California’s CHOP gets high marks
Hospitals need to know what others in the state and elsewhere are doing, says a new survey. The 1996 California Hospital Outcomes Project (CHOP) has been deemed by hospital CEOs to be "somewhat helpful" in improving the quality of care for acute myocardial infarction (AMI) patients.3 The Agency for Health Care Policy and Research in Rockville, MD, surveyed 374 CEOs to see what they thought of the project, which presented 30-day inpatient death rates for AMI patients treated in California.
Three-fourths of leaders surveyed found the report most helpful for benchmarking performance, improving how physicians code patients’ diagnoses, and educating physicians about medical record documentation and clinical pathways. One of the investigators noted that hospitals want to know what others with good outcomes are doing differently so they can improve their practices.
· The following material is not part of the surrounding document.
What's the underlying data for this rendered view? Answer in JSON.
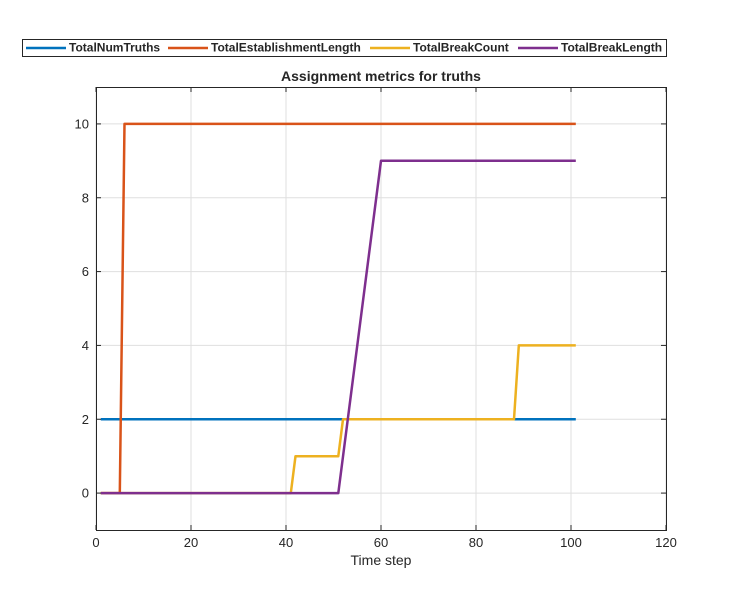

Some hospitals took specific quality improvement actions following release of the CHOP report — they developed or refined AMI pathways, improved use of thrombolytic therapy, or reassigned medical staff to improve AMI outcomes.
References
1. Omoigui NA, Miller DP, Brown KJ, et al. Outmigration for coronary bypass surgery in an era of public dissemination of clinical outcomes. Circulation 1996; 93:27-33.
2. Peterson ED, DeLong E, et al. The effects of New York bypass surgery provider profiling on access to care and patient outcomes in the elderly. J Am Coll Cardiol 1998; 32:993-999.
3. Rainwater JA, Romano PS, Antonius DM. The California hospital outcomes project: How useful is California’s report card for quality improvement? Journal on Quality Improvement 1998; 24:31-39.